The Washington Post reports that U.S. District Judge Reggie B. Walton asked these questions of potential jurors in the Lewis Libby perjury trial:
--Is there anyone who believes that everyone's memory is like a tape recorder and therefore all individuals are able to remember exactly what they said and were told in the past?
--Is there anyone who feels that a person could not honestly say something about a matter he or she truly believed to be . . . true when that person several months earlier actually said something totally different about that same matter?
--Is there anyone who believes that it is impossible for a person to mistakenly believe that he or she was told something by one person when in fact the person was actually told the information by someone totally different several months earlier?
--Is there anyone who believes that it is absolutely impossible for a person to believe very strongly that he or she has certain memories about something, even though it is determined that those memories are inaccurate?

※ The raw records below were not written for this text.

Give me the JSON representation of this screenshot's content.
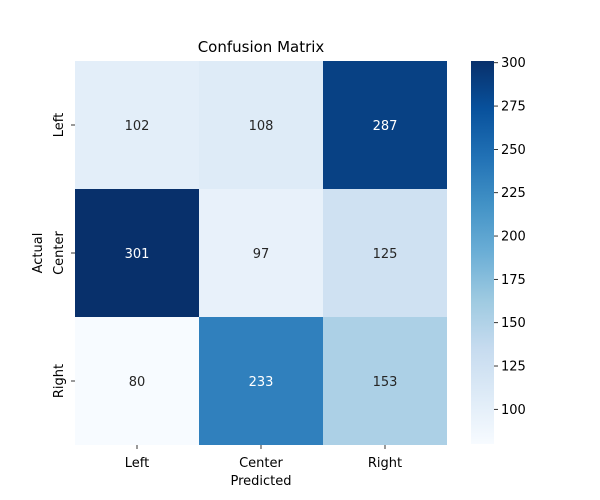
{
  "chart_data": {
    "type": "heatmap",
    "title": "Confusion Matrix",
    "xlabel": "Predicted",
    "ylabel": "Actual",
    "x_categories": [
      "Left",
      "Center",
      "Right"
    ],
    "y_categories": [
      "Left",
      "Center",
      "Right"
    ],
    "values": [
      [
        102,
        108,
        287
      ],
      [
        301,
        97,
        125
      ],
      [
        80,
        233,
        153
      ]
    ],
    "colormap": "Blues",
    "colorbar": {
      "min": 80,
      "max": 301,
      "ticks": [
        100,
        125,
        150,
        175,
        200,
        225,
        250,
        275,
        300
      ]
    },
    "annotations": true
  }
}
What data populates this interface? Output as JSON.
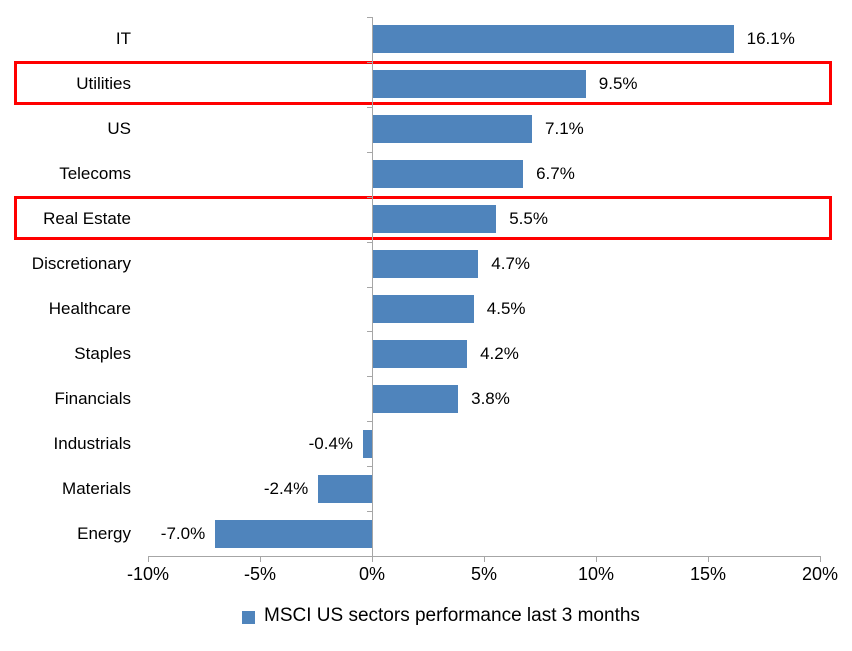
{
  "chart_data": {
    "type": "bar",
    "orientation": "horizontal",
    "categories": [
      "IT",
      "Utilities",
      "US",
      "Telecoms",
      "Real Estate",
      "Discretionary",
      "Healthcare",
      "Staples",
      "Financials",
      "Industrials",
      "Materials",
      "Energy"
    ],
    "values": [
      16.1,
      9.5,
      7.1,
      6.7,
      5.5,
      4.7,
      4.5,
      4.2,
      3.8,
      -0.4,
      -2.4,
      -7.0
    ],
    "value_labels": [
      "16.1%",
      "9.5%",
      "7.1%",
      "6.7%",
      "5.5%",
      "4.7%",
      "4.5%",
      "4.2%",
      "3.8%",
      "-0.4%",
      "-2.4%",
      "-7.0%"
    ],
    "highlighted_categories": [
      "Utilities",
      "Real Estate"
    ],
    "x_ticks": [
      -10,
      -5,
      0,
      5,
      10,
      15,
      20
    ],
    "x_tick_labels": [
      "-10%",
      "-5%",
      "0%",
      "5%",
      "10%",
      "15%",
      "20%"
    ],
    "xlim": [
      -10,
      20
    ],
    "grid": false,
    "legend": {
      "position": "bottom",
      "label": "MSCI US sectors performance last 3 months"
    },
    "colors": {
      "bar": "#4F84BC",
      "highlight_box": "#FF0000",
      "axis": "#A6A6A6",
      "text": "#000000"
    }
  }
}
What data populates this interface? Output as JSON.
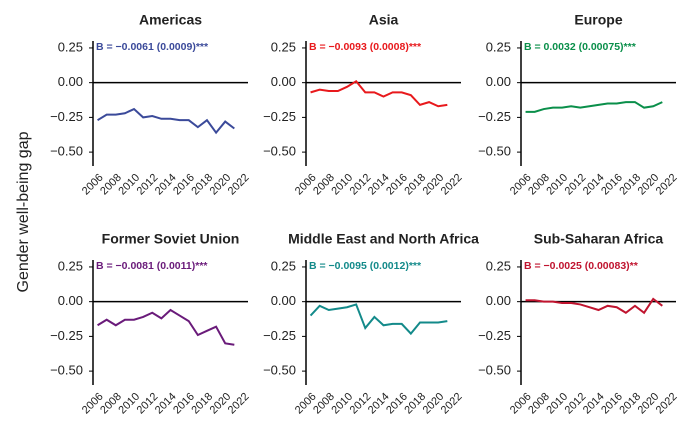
{
  "ylabel": "Gender well-being gap",
  "chart_data": [
    {
      "type": "line",
      "title": "Americas",
      "annotation": "B = −0.0061 (0.0009)***",
      "x": [
        2006,
        2007,
        2008,
        2009,
        2010,
        2011,
        2012,
        2013,
        2014,
        2015,
        2016,
        2017,
        2018,
        2019,
        2020,
        2021
      ],
      "series": [
        {
          "name": "Americas",
          "color": "#3b4a9a",
          "values": [
            -0.27,
            -0.23,
            -0.23,
            -0.22,
            -0.19,
            -0.25,
            -0.24,
            -0.26,
            -0.26,
            -0.27,
            -0.27,
            -0.32,
            -0.27,
            -0.36,
            -0.28,
            -0.33
          ]
        }
      ],
      "xlim": [
        2005.5,
        2022.5
      ],
      "xticks": [
        2006,
        2008,
        2010,
        2012,
        2014,
        2016,
        2018,
        2020,
        2022
      ],
      "ylim": [
        -0.6,
        0.3
      ],
      "yticks": [
        {
          "value": 0.25,
          "label": "0.25"
        },
        {
          "value": 0,
          "label": "0.00"
        },
        {
          "value": -0.25,
          "label": "−0.25"
        },
        {
          "value": -0.5,
          "label": "−0.50"
        }
      ]
    },
    {
      "type": "line",
      "title": "Asia",
      "annotation": "B = −0.0093 (0.0008)***",
      "x": [
        2006,
        2007,
        2008,
        2009,
        2010,
        2011,
        2012,
        2013,
        2014,
        2015,
        2016,
        2017,
        2018,
        2019,
        2020,
        2021
      ],
      "series": [
        {
          "name": "Asia",
          "color": "#e8191c",
          "values": [
            -0.07,
            -0.05,
            -0.06,
            -0.06,
            -0.03,
            0.01,
            -0.07,
            -0.07,
            -0.1,
            -0.07,
            -0.07,
            -0.09,
            -0.16,
            -0.14,
            -0.17,
            -0.16
          ]
        }
      ],
      "xlim": [
        2005.5,
        2022.5
      ],
      "xticks": [
        2006,
        2008,
        2010,
        2012,
        2014,
        2016,
        2018,
        2020,
        2022
      ],
      "ylim": [
        -0.6,
        0.3
      ],
      "yticks": [
        {
          "value": 0.25,
          "label": "0.25"
        },
        {
          "value": 0,
          "label": "0.00"
        },
        {
          "value": -0.25,
          "label": "−0.25"
        },
        {
          "value": -0.5,
          "label": "−0.50"
        }
      ]
    },
    {
      "type": "line",
      "title": "Europe",
      "annotation": "B = 0.0032 (0.00075)***",
      "x": [
        2006,
        2007,
        2008,
        2009,
        2010,
        2011,
        2012,
        2013,
        2014,
        2015,
        2016,
        2017,
        2018,
        2019,
        2020,
        2021
      ],
      "series": [
        {
          "name": "Europe",
          "color": "#0a8f4a",
          "values": [
            -0.21,
            -0.21,
            -0.19,
            -0.18,
            -0.18,
            -0.17,
            -0.18,
            -0.17,
            -0.16,
            -0.15,
            -0.15,
            -0.14,
            -0.14,
            -0.18,
            -0.17,
            -0.14
          ]
        }
      ],
      "xlim": [
        2005.5,
        2022.5
      ],
      "xticks": [
        2006,
        2008,
        2010,
        2012,
        2014,
        2016,
        2018,
        2020,
        2022
      ],
      "ylim": [
        -0.6,
        0.3
      ],
      "yticks": [
        {
          "value": 0.25,
          "label": "0.25"
        },
        {
          "value": 0,
          "label": "0.00"
        },
        {
          "value": -0.25,
          "label": "−0.25"
        },
        {
          "value": -0.5,
          "label": "−0.50"
        }
      ]
    },
    {
      "type": "line",
      "title": "Former Soviet Union",
      "annotation": "B = −0.0081 (0.0011)***",
      "x": [
        2006,
        2007,
        2008,
        2009,
        2010,
        2011,
        2012,
        2013,
        2014,
        2015,
        2016,
        2017,
        2018,
        2019,
        2020,
        2021
      ],
      "series": [
        {
          "name": "Former Soviet Union",
          "color": "#6a1b7a",
          "values": [
            -0.17,
            -0.13,
            -0.17,
            -0.13,
            -0.13,
            -0.11,
            -0.08,
            -0.12,
            -0.06,
            -0.1,
            -0.14,
            -0.24,
            -0.21,
            -0.18,
            -0.3,
            -0.31
          ]
        }
      ],
      "xlim": [
        2005.5,
        2022.5
      ],
      "xticks": [
        2006,
        2008,
        2010,
        2012,
        2014,
        2016,
        2018,
        2020,
        2022
      ],
      "ylim": [
        -0.6,
        0.3
      ],
      "yticks": [
        {
          "value": 0.25,
          "label": "0.25"
        },
        {
          "value": 0,
          "label": "0.00"
        },
        {
          "value": -0.25,
          "label": "−0.25"
        },
        {
          "value": -0.5,
          "label": "−0.50"
        }
      ]
    },
    {
      "type": "line",
      "title": "Middle East and North Africa",
      "annotation": "B = −0.0095 (0.0012)***",
      "x": [
        2006,
        2007,
        2008,
        2009,
        2010,
        2011,
        2012,
        2013,
        2014,
        2015,
        2016,
        2017,
        2018,
        2019,
        2020,
        2021
      ],
      "series": [
        {
          "name": "Middle East and North Africa",
          "color": "#138a8a",
          "values": [
            -0.1,
            -0.03,
            -0.06,
            -0.05,
            -0.04,
            -0.02,
            -0.19,
            -0.11,
            -0.17,
            -0.16,
            -0.16,
            -0.23,
            -0.15,
            -0.15,
            -0.15,
            -0.14
          ]
        }
      ],
      "xlim": [
        2005.5,
        2022.5
      ],
      "xticks": [
        2006,
        2008,
        2010,
        2012,
        2014,
        2016,
        2018,
        2020,
        2022
      ],
      "ylim": [
        -0.6,
        0.3
      ],
      "yticks": [
        {
          "value": 0.25,
          "label": "0.25"
        },
        {
          "value": 0,
          "label": "0.00"
        },
        {
          "value": -0.25,
          "label": "−0.25"
        },
        {
          "value": -0.5,
          "label": "−0.50"
        }
      ]
    },
    {
      "type": "line",
      "title": "Sub-Saharan Africa",
      "annotation": "B = −0.0025 (0.00083)**",
      "x": [
        2006,
        2007,
        2008,
        2009,
        2010,
        2011,
        2012,
        2013,
        2014,
        2015,
        2016,
        2017,
        2018,
        2019,
        2020,
        2021
      ],
      "series": [
        {
          "name": "Sub-Saharan Africa",
          "color": "#c0142f",
          "values": [
            0.01,
            0.01,
            0.0,
            0.0,
            -0.01,
            -0.01,
            -0.02,
            -0.04,
            -0.06,
            -0.03,
            -0.04,
            -0.08,
            -0.03,
            -0.08,
            0.02,
            -0.03
          ]
        }
      ],
      "xlim": [
        2005.5,
        2022.5
      ],
      "xticks": [
        2006,
        2008,
        2010,
        2012,
        2014,
        2016,
        2018,
        2020,
        2022
      ],
      "ylim": [
        -0.6,
        0.3
      ],
      "yticks": [
        {
          "value": 0.25,
          "label": "0.25"
        },
        {
          "value": 0,
          "label": "0.00"
        },
        {
          "value": -0.25,
          "label": "−0.25"
        },
        {
          "value": -0.5,
          "label": "−0.50"
        }
      ]
    }
  ]
}
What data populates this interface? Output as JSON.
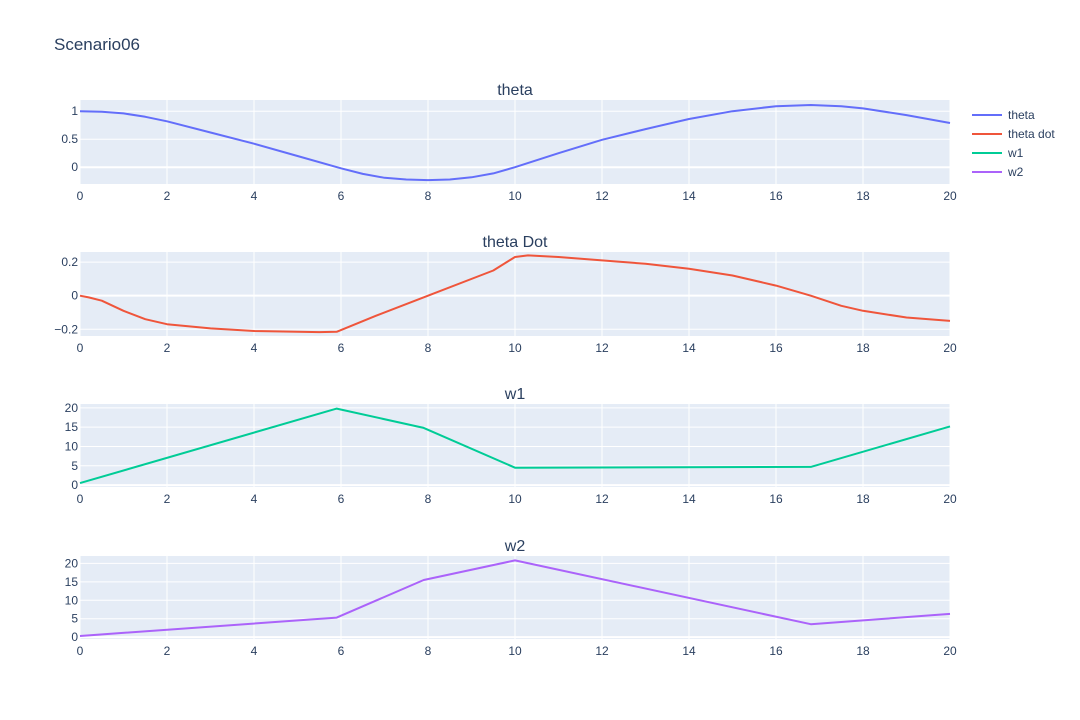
{
  "title": "Scenario06",
  "colors": {
    "plot_bg": "#e5ecf6",
    "grid": "#ffffff",
    "text": "#2a3f5f"
  },
  "legend": {
    "placement": "top-right",
    "items": [
      {
        "label": "theta",
        "color": "#636efa"
      },
      {
        "label": "theta dot",
        "color": "#ef553b"
      },
      {
        "label": "w1",
        "color": "#00cc96"
      },
      {
        "label": "w2",
        "color": "#ab63fa"
      }
    ]
  },
  "chart_data": [
    {
      "type": "line",
      "title": "theta",
      "xlim": [
        0,
        20
      ],
      "ylim": [
        -0.3,
        1.2
      ],
      "xticks": [
        0,
        2,
        4,
        6,
        8,
        10,
        12,
        14,
        16,
        18,
        20
      ],
      "yticks": [
        0,
        0.5,
        1
      ],
      "ytick_labels": [
        "0",
        "0.5",
        "1"
      ],
      "series": [
        {
          "name": "theta",
          "color": "#636efa",
          "x": [
            0,
            0.5,
            1,
            1.5,
            2,
            3,
            4,
            5,
            6,
            6.5,
            7,
            7.5,
            8,
            8.5,
            9,
            9.5,
            10,
            11,
            12,
            13,
            14,
            15,
            16,
            16.8,
            17.5,
            18,
            19,
            20
          ],
          "y": [
            1.0,
            0.99,
            0.96,
            0.9,
            0.82,
            0.62,
            0.42,
            0.2,
            -0.02,
            -0.12,
            -0.19,
            -0.22,
            -0.23,
            -0.22,
            -0.18,
            -0.11,
            0.0,
            0.25,
            0.49,
            0.68,
            0.86,
            1.0,
            1.09,
            1.11,
            1.09,
            1.05,
            0.93,
            0.79
          ]
        }
      ]
    },
    {
      "type": "line",
      "title": "theta Dot",
      "xlim": [
        0,
        20
      ],
      "ylim": [
        -0.24,
        0.26
      ],
      "xticks": [
        0,
        2,
        4,
        6,
        8,
        10,
        12,
        14,
        16,
        18,
        20
      ],
      "yticks": [
        -0.2,
        0,
        0.2
      ],
      "ytick_labels": [
        "−0.2",
        "0",
        "0.2"
      ],
      "series": [
        {
          "name": "theta dot",
          "color": "#ef553b",
          "x": [
            0,
            0.2,
            0.5,
            1,
            1.5,
            2,
            3,
            4,
            5,
            5.5,
            5.9,
            6.8,
            8,
            9.5,
            10,
            10.3,
            11,
            12,
            13,
            14,
            15,
            16,
            16.8,
            17.5,
            18,
            19,
            20
          ],
          "y": [
            0.0,
            -0.01,
            -0.03,
            -0.09,
            -0.14,
            -0.17,
            -0.195,
            -0.21,
            -0.215,
            -0.217,
            -0.215,
            -0.12,
            0.0,
            0.15,
            0.23,
            0.24,
            0.23,
            0.21,
            0.19,
            0.16,
            0.12,
            0.06,
            0.0,
            -0.06,
            -0.09,
            -0.13,
            -0.15
          ]
        }
      ]
    },
    {
      "type": "line",
      "title": "w1",
      "xlim": [
        0,
        20
      ],
      "ylim": [
        -0.5,
        21
      ],
      "xticks": [
        0,
        2,
        4,
        6,
        8,
        10,
        12,
        14,
        16,
        18,
        20
      ],
      "yticks": [
        0,
        5,
        10,
        15,
        20
      ],
      "ytick_labels": [
        "0",
        "5",
        "10",
        "15",
        "20"
      ],
      "series": [
        {
          "name": "w1",
          "color": "#00cc96",
          "x": [
            0,
            5.9,
            7.9,
            10,
            16.8,
            20
          ],
          "y": [
            0.5,
            19.8,
            14.8,
            4.5,
            4.7,
            15.2
          ]
        }
      ]
    },
    {
      "type": "line",
      "title": "w2",
      "xlim": [
        0,
        20
      ],
      "ylim": [
        -0.5,
        22
      ],
      "xticks": [
        0,
        2,
        4,
        6,
        8,
        10,
        12,
        14,
        16,
        18,
        20
      ],
      "yticks": [
        0,
        5,
        10,
        15,
        20
      ],
      "ytick_labels": [
        "0",
        "5",
        "10",
        "15",
        "20"
      ],
      "series": [
        {
          "name": "w2",
          "color": "#ab63fa",
          "x": [
            0,
            5.9,
            7.9,
            10,
            16.8,
            20
          ],
          "y": [
            0.3,
            5.3,
            15.5,
            20.8,
            3.5,
            6.3
          ]
        }
      ]
    }
  ]
}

It's great to see a judge willing to ask questions like this, but I wonder whether this wording was helpful, especially since presumably the lawyers weren't able to follow up. Surely "Is there anyone who believes that everyone's memory is like a tape recorder?" was met with motionless silence. And by the time anybody figured out whether it was possible "for a person to mistakenly believe that he or she was told something by one person when in fact the person was actually told the information by someone totally different several months earlier," Judge Walton had to be several questions down the list.